A great deal of work has gone into promoting the health and taste benefits of our grass fed prime beef to markets like Japan which traditionally prefer grain-fed, marbled beef. It’s been a slow process, but there are definitely signs of our grass-fed beef gaining market acceptance and, in some markets, preference.
Co-products, often called the fifth quarter, are essential to farmer and processor profitability and the end uses for these have expanded enormously with the costs and methods of capture improving over a similar period. While standard co-product revenues are included in the schedule calculation, the most sophisticated products, for example for medical end uses, must ultimately go towards company profitability to compensate for the cost of recovery. Wool used to make up as much as 50 percent of sheep farming revenue, but those days are long gone.
The meat industry is also constrained by market access which may be affected by quota, tariff rates and non tariff regulations – for instance China which has fast become the second highest market for our beef and lamb does not yet permit any chilled meat from New Zealand (Australia has 10 plants licensed) and several of our meat plants have passed the audit for China supply, but the CNCA (the Certification and Accreditation Administration of the People’s Republic of China) has not listed them, so they are excluded from one of the best paying markets for meat and co-products. However, it looks as though John Key’s China visit has achieved what is expected.
One area in which the meat companies come in for criticism, particularly from farmers who believe they are missing out on a contribution to their earnings, is that of added value production. While the list of products that can be called value added is relatively short, it is an expensive process to research, develop and promote high value consumer products. It must also be questioned whether farmers can lay claim to a share of any profits, unless they have also shared in the costs of investment in value-adding production, R&D, packaging and marketing.
Just putting two meat cooperatives together and expecting them suddenly and miraculously to become a producer and marketer of fast moving consumer food products is naïve and ridiculous.
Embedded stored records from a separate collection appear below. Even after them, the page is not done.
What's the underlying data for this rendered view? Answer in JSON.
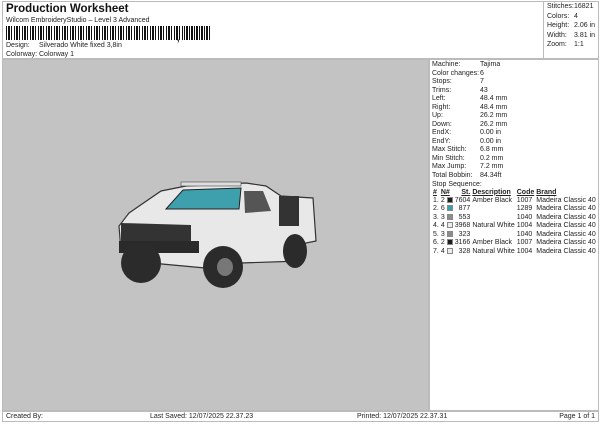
{
  "header": {
    "title": "Production Worksheet",
    "subtitle": "Wilcom EmbroideryStudio – Level 3 Advanced",
    "barcode_suffix": ",",
    "design_label": "Design:",
    "design": "Silverado White fixed 3,8in",
    "colorway_label": "Colorway:",
    "colorway": "Colorway 1"
  },
  "stats": [
    {
      "k": "Stitches:",
      "v": "16821"
    },
    {
      "k": "Colors:",
      "v": "4"
    },
    {
      "k": "Height:",
      "v": "2.06 in"
    },
    {
      "k": "Width:",
      "v": "3.81 in"
    },
    {
      "k": "Zoom:",
      "v": "1:1"
    }
  ],
  "machine": [
    {
      "k": "Machine:",
      "v": "Tajima"
    },
    {
      "k": "Color changes:",
      "v": "6"
    },
    {
      "k": "Stops:",
      "v": "7"
    },
    {
      "k": "Trims:",
      "v": "43"
    },
    {
      "k": "Left:",
      "v": "48.4 mm"
    },
    {
      "k": "Right:",
      "v": "48.4 mm"
    },
    {
      "k": "Up:",
      "v": "26.2 mm"
    },
    {
      "k": "Down:",
      "v": "26.2 mm"
    },
    {
      "k": "EndX:",
      "v": "0.00 in"
    },
    {
      "k": "EndY:",
      "v": "0.00 in"
    },
    {
      "k": "Max Stitch:",
      "v": "6.8 mm"
    },
    {
      "k": "Min Stitch:",
      "v": "0.2 mm"
    },
    {
      "k": "Max Jump:",
      "v": "7.2 mm"
    },
    {
      "k": "Total Bobbin:",
      "v": "84.34ft"
    }
  ],
  "stop_sequence": {
    "label": "Stop Sequence:",
    "headers": [
      "#",
      "N#",
      "St.",
      "Description",
      "Code",
      "Brand"
    ],
    "rows": [
      {
        "n": "1.",
        "c": "2",
        "color": "#1e1e1e",
        "st": "7604",
        "desc": "Amber Black",
        "code": "1007",
        "brand": "Madeira Classic 40"
      },
      {
        "n": "2.",
        "c": "6",
        "color": "#3a9fb0",
        "st": "877",
        "desc": "",
        "code": "1289",
        "brand": "Madeira Classic 40"
      },
      {
        "n": "3.",
        "c": "3",
        "color": "#8c8c8c",
        "st": "553",
        "desc": "",
        "code": "1040",
        "brand": "Madeira Classic 40"
      },
      {
        "n": "4.",
        "c": "4",
        "color": "#ececec",
        "st": "3968",
        "desc": "Natural White",
        "code": "1004",
        "brand": "Madeira Classic 40"
      },
      {
        "n": "5.",
        "c": "3",
        "color": "#8c8c8c",
        "st": "323",
        "desc": "",
        "code": "1040",
        "brand": "Madeira Classic 40"
      },
      {
        "n": "6.",
        "c": "2",
        "color": "#1e1e1e",
        "st": "3166",
        "desc": "Amber Black",
        "code": "1007",
        "brand": "Madeira Classic 40"
      },
      {
        "n": "7.",
        "c": "4",
        "color": "#ececec",
        "st": "328",
        "desc": "Natural White",
        "code": "1004",
        "brand": "Madeira Classic 40"
      }
    ]
  },
  "footer": {
    "created": "Created By:",
    "saved": "Last Saved: 12/07/2025 22.37.23",
    "printed": "Printed: 12/07/2025 22.37.31",
    "page": "Page 1 of 1"
  }
}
This is why I have consistently defended meat company performance and questioned the logic of merging them, although I admit meat companies are guilty of irrational procurement competition, paying some suppliers more than others and using third party agents.
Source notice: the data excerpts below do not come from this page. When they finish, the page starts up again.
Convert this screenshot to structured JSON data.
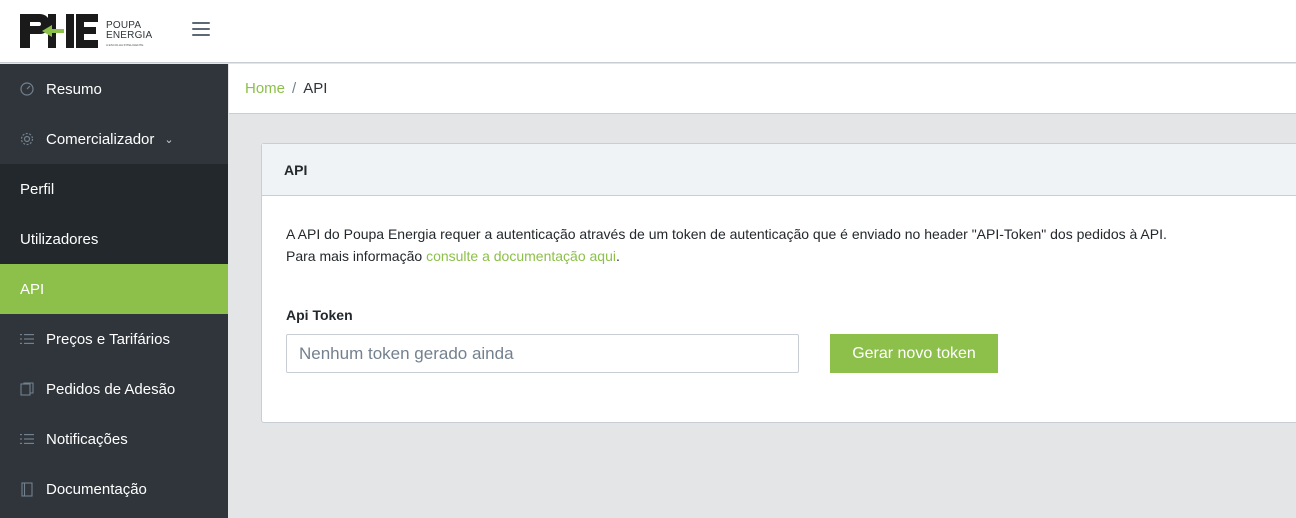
{
  "brand": {
    "line1": "POUPA",
    "line2": "ENERGIA",
    "tagline": "A ESCOLHA INTELIGENTE",
    "accent_color": "#8dc04a"
  },
  "topbar": {
    "menu_icon": "hamburger-icon"
  },
  "sidebar": {
    "items": [
      {
        "label": "Resumo",
        "icon": "speedometer-icon"
      },
      {
        "label": "Comercializador",
        "icon": "gear-icon",
        "caret": "⌄"
      },
      {
        "label": "Perfil"
      },
      {
        "label": "Utilizadores"
      },
      {
        "label": "API"
      },
      {
        "label": "Preços e Tarifários",
        "icon": "list-icon"
      },
      {
        "label": "Pedidos de Adesão",
        "icon": "docs-icon"
      },
      {
        "label": "Notificações",
        "icon": "list-icon"
      },
      {
        "label": "Documentação",
        "icon": "book-icon"
      }
    ]
  },
  "breadcrumb": {
    "home": "Home",
    "separator": "/",
    "current": "API"
  },
  "card": {
    "title": "API",
    "description": "A API do Poupa Energia requer a autenticação através de um token de autenticação que é enviado no header \"API-Token\" dos pedidos à API.",
    "more_info_prefix": "Para mais informação ",
    "more_info_link": "consulte a documentação aqui",
    "more_info_suffix": ".",
    "token_label": "Api Token",
    "token_placeholder": "Nenhum token gerado ainda",
    "generate_button": "Gerar novo token"
  }
}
At least the dairy downturn has put a stop to the pressure to get the meat industry to imitate dairy, because Fonterra, previously held up as the ideal, has now proved to have feet of clay. Far too many executives paid a fortune, too much milk converted to commodity production, steadily declining share of total dairy farmers, and a number of PR disasters, all against the background of low payouts, none of which paints a picture of a company in control of its destiny and certainly not one to emulate.